Ofensiva chavista para neutralizar las denuncias del ex juez Aponte

Caracas fustigó a Washington y pidió a Interpol el arresto del ex magistrado que huyó a EE.UU.
"Un secreto a voces." El diputado Alfonso Marquina necesitó sólo cuatro palabras para explicar a su país que para la oposición no fue sorpresivo el escándalo destapado por el ex juez chavista Eladio Aponte , que, tras huir a Estados Unidos esta semana, hizo explosivas declaraciones sobre la corrupción del gobierno bolivariano.

La implicación de altos cargos del oficialismo en el narcotráfico y la utilización del Poder Judicial como ariete contra rivales políticos se conocían desde hace años en Caracas.

Pero la importancia de las denuncias proferidas ahora viene marcada precisamente por el denunciante: un juez estrella del oficialismo que participó directamente en varios de los amaños legales, según sus propias palabras. El gobierno, en ausencia del presidente Hugo Chávez, cargó ayer directamente contra su antiguo correligionario y también contra Estados Unidos para contrarrestar el efecto bomba de la huida de Aponte.

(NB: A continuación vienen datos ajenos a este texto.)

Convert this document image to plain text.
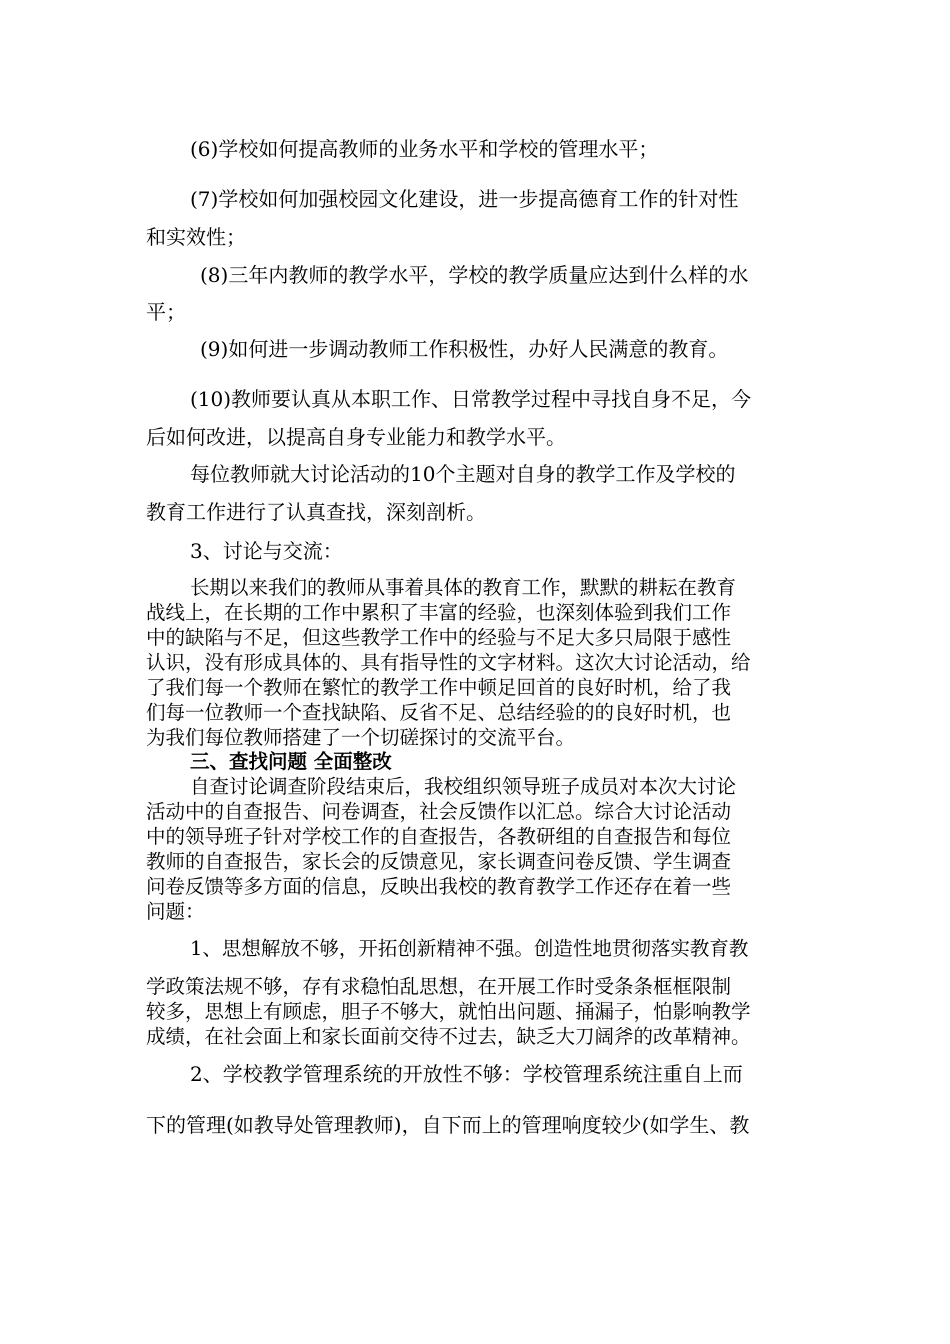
(6)学校如何提高教师的业务水平和学校的管理水平；

(7)学校如何加强校园文化建设，进一步提高德育工作的针对性

和实效性；

(8)三年内教师的教学水平，学校的教学质量应达到什么样的水

平；

(9)如何进一步调动教师工作积极性，办好人民满意的教育。

(10)教师要认真从本职工作、日常教学过程中寻找自身不足，今

后如何改进，以提高自身专业能力和教学水平。

每位教师就大讨论活动的10个主题对自身的教学工作及学校的

教育工作进行了认真查找，深刻剖析。

3、讨论与交流：

长期以来我们的教师从事着具体的教育工作，默默的耕耘在教育

战线上，在长期的工作中累积了丰富的经验，也深刻体验到我们工作

中的缺陷与不足，但这些教学工作中的经验与不足大多只局限于感性

认识，没有形成具体的、具有指导性的文字材料。这次大讨论活动，给

了我们每一个教师在繁忙的教学工作中顿足回首的良好时机，给了我

们每一位教师一个查找缺陷、反省不足、总结经验的的良好时机，也

为我们每位教师搭建了一个切磋探讨的交流平台。

三、查找问题 全面整改

自查讨论调查阶段结束后，我校组织领导班子成员对本次大讨论

活动中的自查报告、问卷调查，社会反馈作以汇总。综合大讨论活动

中的领导班子针对学校工作的自查报告，各教研组的自查报告和每位

教师的自查报告，家长会的反馈意见，家长调查问卷反馈、学生调查

问卷反馈等多方面的信息，反映出我校的教育教学工作还存在着一些

问题：

1、思想解放不够，开拓创新精神不强。创造性地贯彻落实教育教

学政策法规不够，存有求稳怕乱思想，在开展工作时受条条框框限制

较多，思想上有顾虑，胆子不够大，就怕出问题、捅漏子，怕影响教学

成绩，在社会面上和家长面前交待不过去，缺乏大刀阔斧的改革精神。

2、学校教学管理系统的开放性不够：学校管理系统注重自上而

下的管理(如教导处管理教师)，自下而上的管理响度较少(如学生、教
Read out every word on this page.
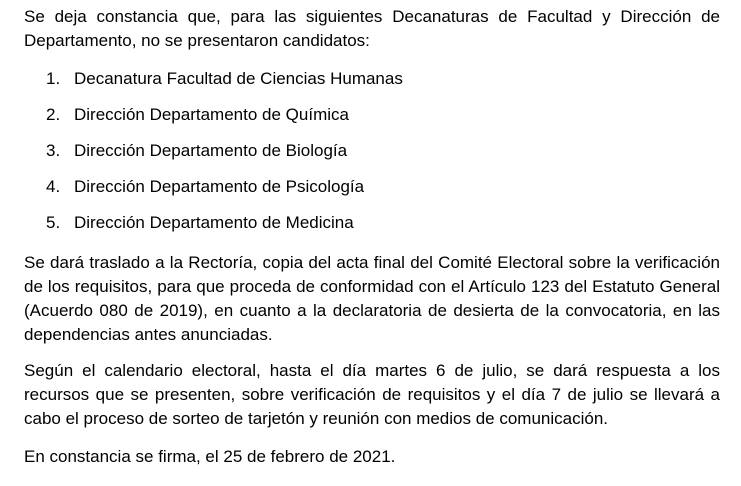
Se deja constancia que, para las siguientes Decanaturas de Facultad y Dirección de Departamento, no se presentaron candidatos:

1. Decanatura Facultad de Ciencias Humanas
2. Dirección Departamento de Química
3. Dirección Departamento de Biología
4. Dirección Departamento de Psicología
5. Dirección Departamento de Medicina

Se dará traslado a la Rectoría, copia del acta final del Comité Electoral sobre la verificación de los requisitos, para que proceda de conformidad con el Artículo 123 del Estatuto General (Acuerdo 080 de 2019), en cuanto a la declaratoria de desierta de la convocatoria, en las dependencias antes anunciadas.

Según el calendario electoral, hasta el día martes 6 de julio, se dará respuesta a los recursos que se presenten, sobre verificación de requisitos y el día 7 de julio se llevará a cabo el proceso de sorteo de tarjetón y reunión con medios de comunicación.

En constancia se firma, el 25 de febrero de 2021.
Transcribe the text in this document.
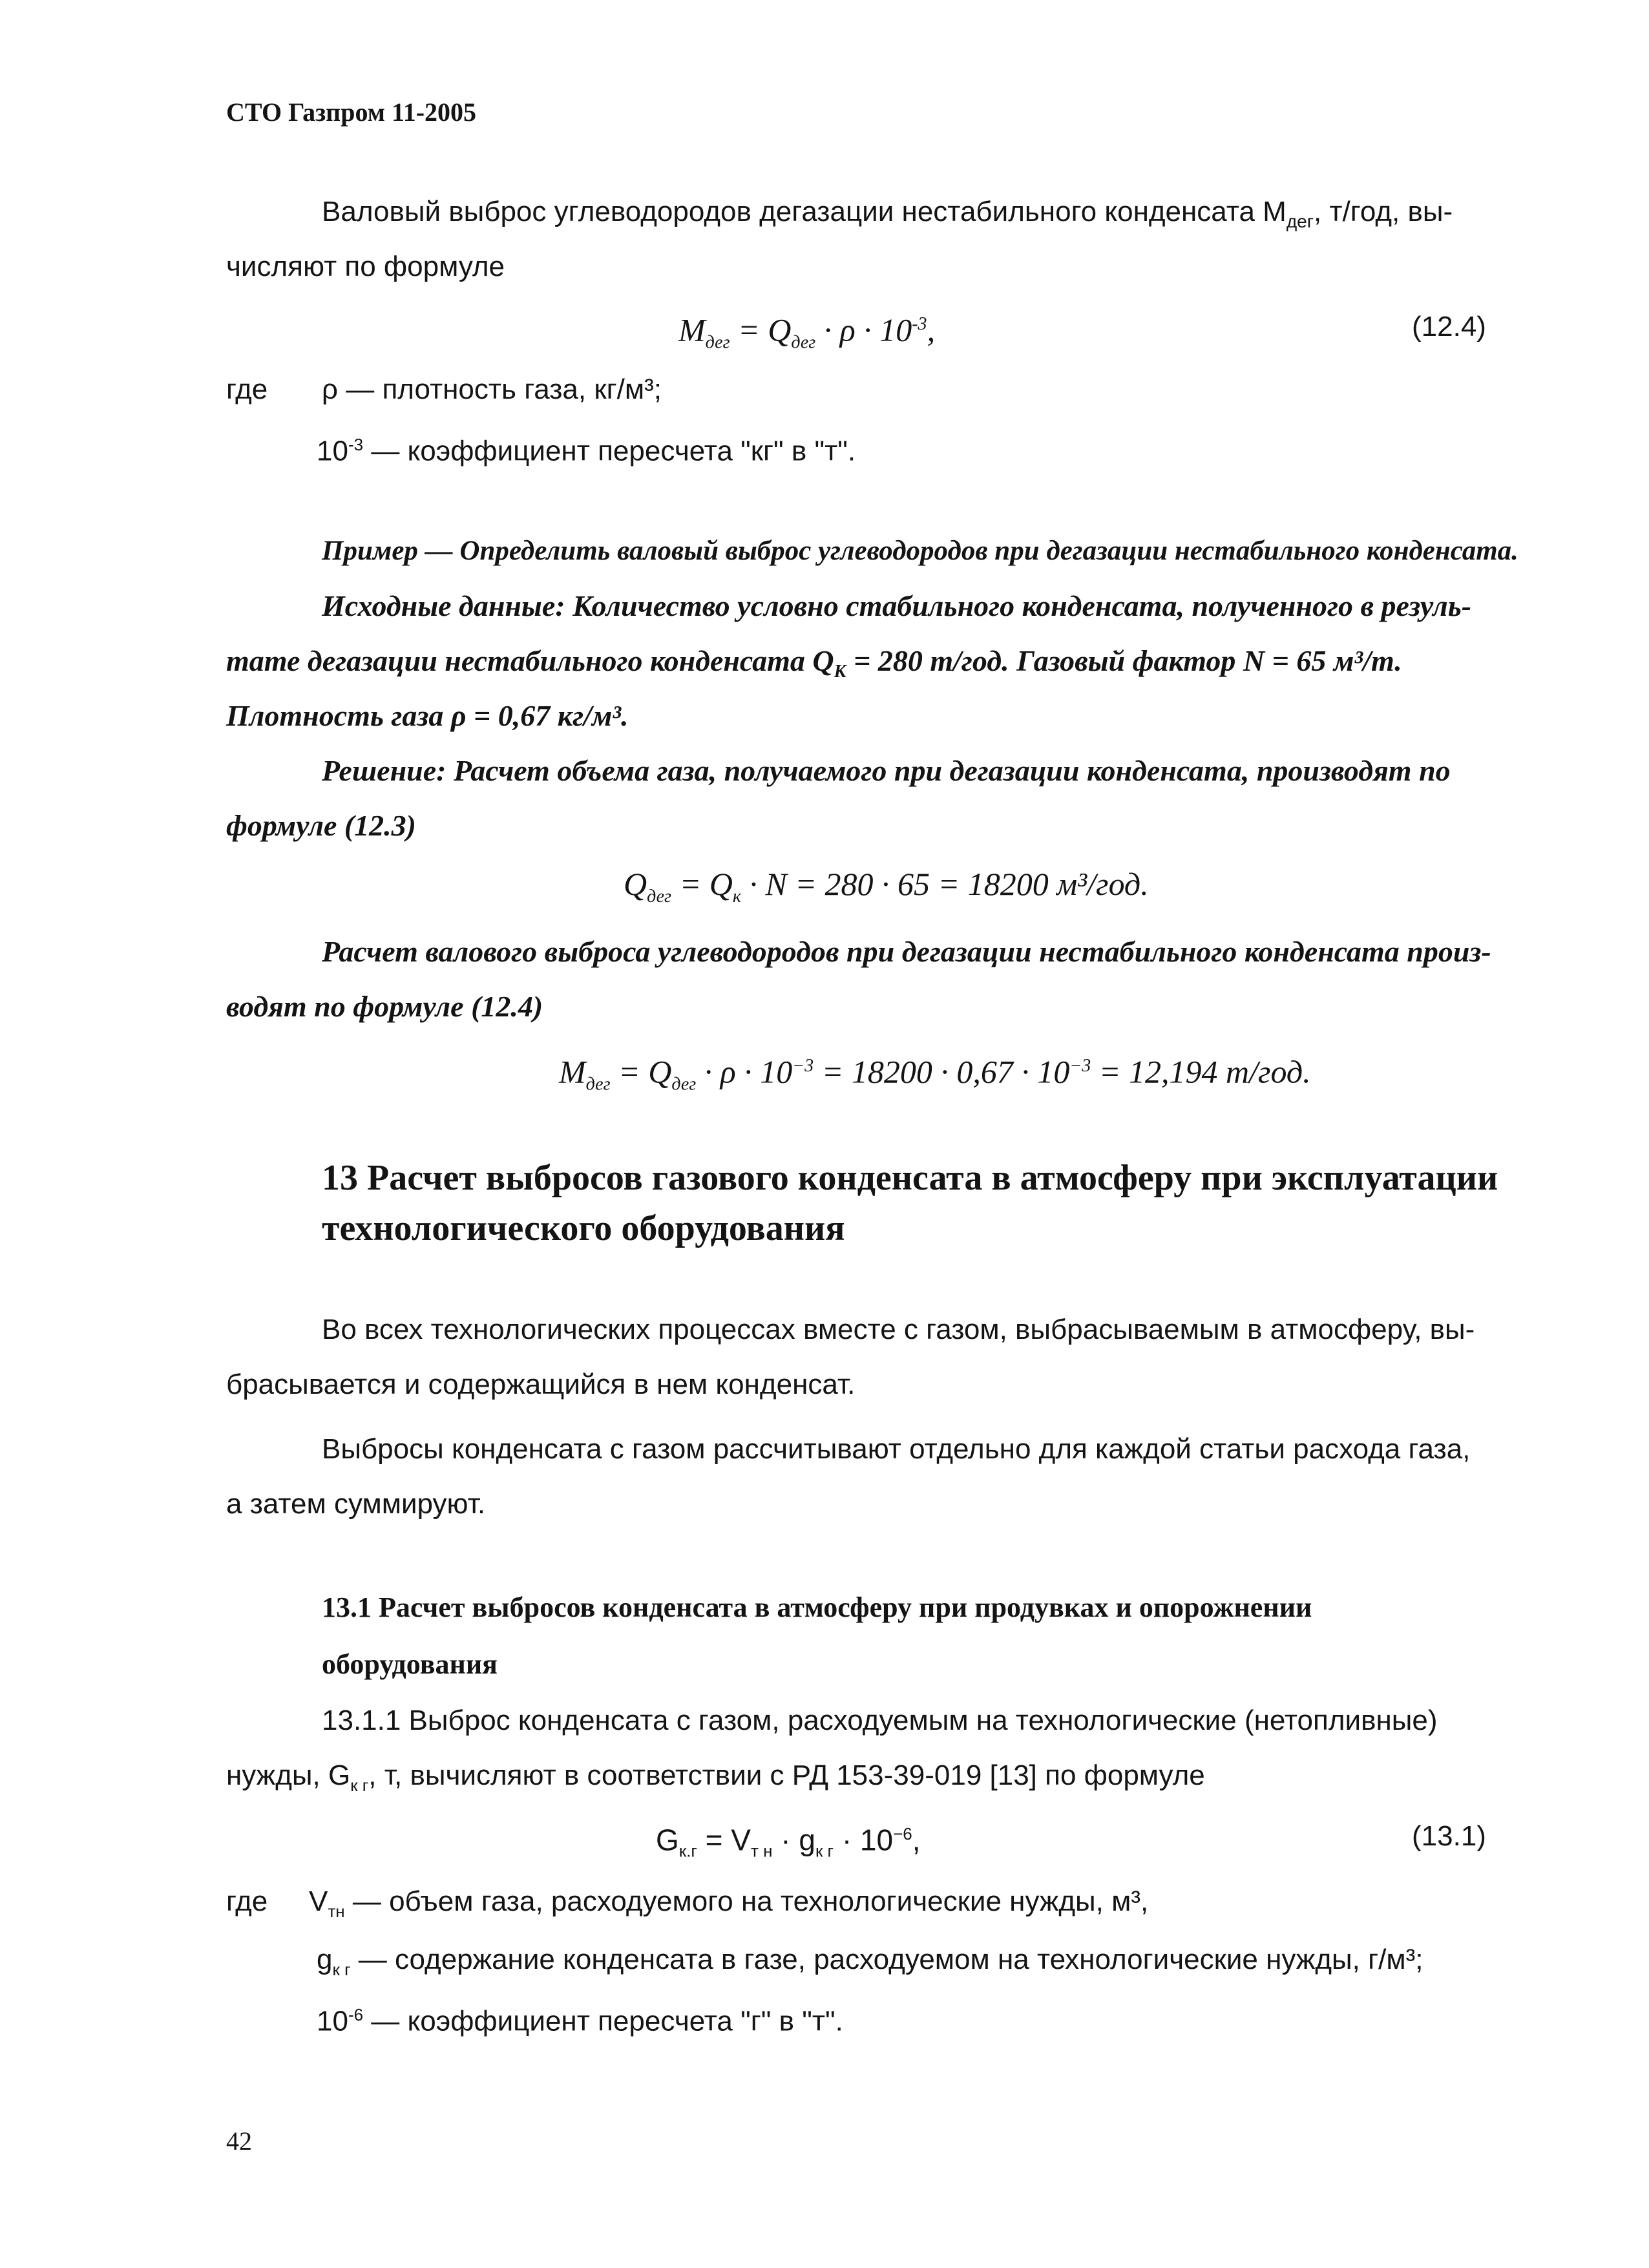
СТО Газпром 11-2005
Валовый выброс углеводородов дегазации нестабильного конденсата $М_{дег}$, т/год, вы-
числяют по формуле
$M_{дег} = Q_{дег} \cdot \rho \cdot 10^{-3}$,	(12.4)
где ρ — плотность газа, кг/м³;
$10^{-3}$ — коэффициент пересчета "кг" в "т".
Пример — Определить валовый выброс углеводородов при дегазации нестабильного конденсата.
Исходные данные: Количество условно стабильного конденсата, полученного в резуль-
тате дегазации нестабильного конденсата $Q_К = 280$ т/год. Газовый фактор N = 65 м³/т.
Плотность газа ρ = 0,67 кг/м³.
Решение: Расчет объема газа, получаемого при дегазации конденсата, производят по
формуле (12.3)
$Q_{дег} = Q_к \cdot N = 280 \cdot 65 = 18200$ м³/год.
Расчет валового выброса углеводородов при дегазации нестабильного конденсата произ-
водят по формуле (12.4)
$M_{дег} = Q_{дег} \cdot \rho \cdot 10^{-3} = 18200 \cdot 0,67 \cdot 10^{-3} = 12,194$ т/год.
13 Расчет выбросов газового конденсата в атмосферу при эксплуатации
технологического оборудования
Во всех технологических процессах вместе с газом, выбрасываемым в атмосферу, вы-
брасывается и содержащийся в нем конденсат.
Выбросы конденсата с газом рассчитывают отдельно для каждой статьи расхода газа,
а затем суммируют.
13.1 Расчет выбросов конденсата в атмосферу при продувках и опорожнении
оборудования
13.1.1 Выброс конденсата с газом, расходуемым на технологические (нетопливные)
нужды, $G_{к г}$, т, вычисляют в соответствии с РД 153-39-019 [13] по формуле
$G_{к.г} = V_{т н} \cdot g_{к г} \cdot 10^{-6}$,	(13.1)
где $V_{тн}$ — объем газа, расходуемого на технологические нужды, м³,
$g_{к г}$ — содержание конденсата в газе, расходуемом на технологические нужды, г/м³;
$10^{-6}$ — коэффициент пересчета "г" в "т".
42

El vicepresidente Elías Jaua retó a Washington y dijo que "Estados Unidos debe decirle al mundo si es un gobierno protector de terroristas, ladrones y bandidos", al tiempo que aprovechó para denunciar públicamente un "plan de la derecha" para llevar a su país a "una crisis política, económica, moral y de justicia".

En tanto, la fiscalía venezolana solicitó ayer a Interpol que detenga y devuelva al país al ex juez del Tribunal Supremo, que huyó a Costa Rica y, desde allí, a Estados Unidos, tras un posible pacto con la agencia antidrogas norteamericana (DEA).

Una huida que sus antiguos compañeros, como Diosdado Cabello, presidente de la Asamblea Nacional, ahora le echan en cara, cuando nada hicieron para impedirla. "Tuvo la oportunidad de pararse ante la Asamblea y decir todo lo que tenía que decir, pero no tuvo ni la fuerza ni el coraje", dijo Cabello.

Las autoridades venezolanas también congelaron las cuentas bancarias del antiguo fiscal militar.

Los efectos colaterales son múltiples y alcanzan también a la oposición. "Incluso nuestro abanderado Henrique Capriles fue víctima de lo que señaló Aponte, que no es más que la subordinación absoluta del Poder Judicial y de los demás poderes públicos", denunció Marquina.

Capriles, que permaneció varios meses en prisión tras ser acusado de asaltar la embajada cubana durante el golpe de Estado de 2002, no desaprovechó la coyuntura para atacar duramente a su rival en las próximas elecciones del 7 de octubre: "El primer responsable en todo país es el presidente de la república".

El candidato opositor, que apostó por un discurso alejado del radicalismo de los que lo precedieron, esta vez sí embistió contra la corrupción destapada por Aponte. "Los venezolanos presenciamos una pelea entre corruptos que están sacando los trapos al sol. Ellos mismos se están poniendo en entredicho, manipulando al pueblo, comprando y vendiendo sentencias, fregando al que piensa distinto", dijo.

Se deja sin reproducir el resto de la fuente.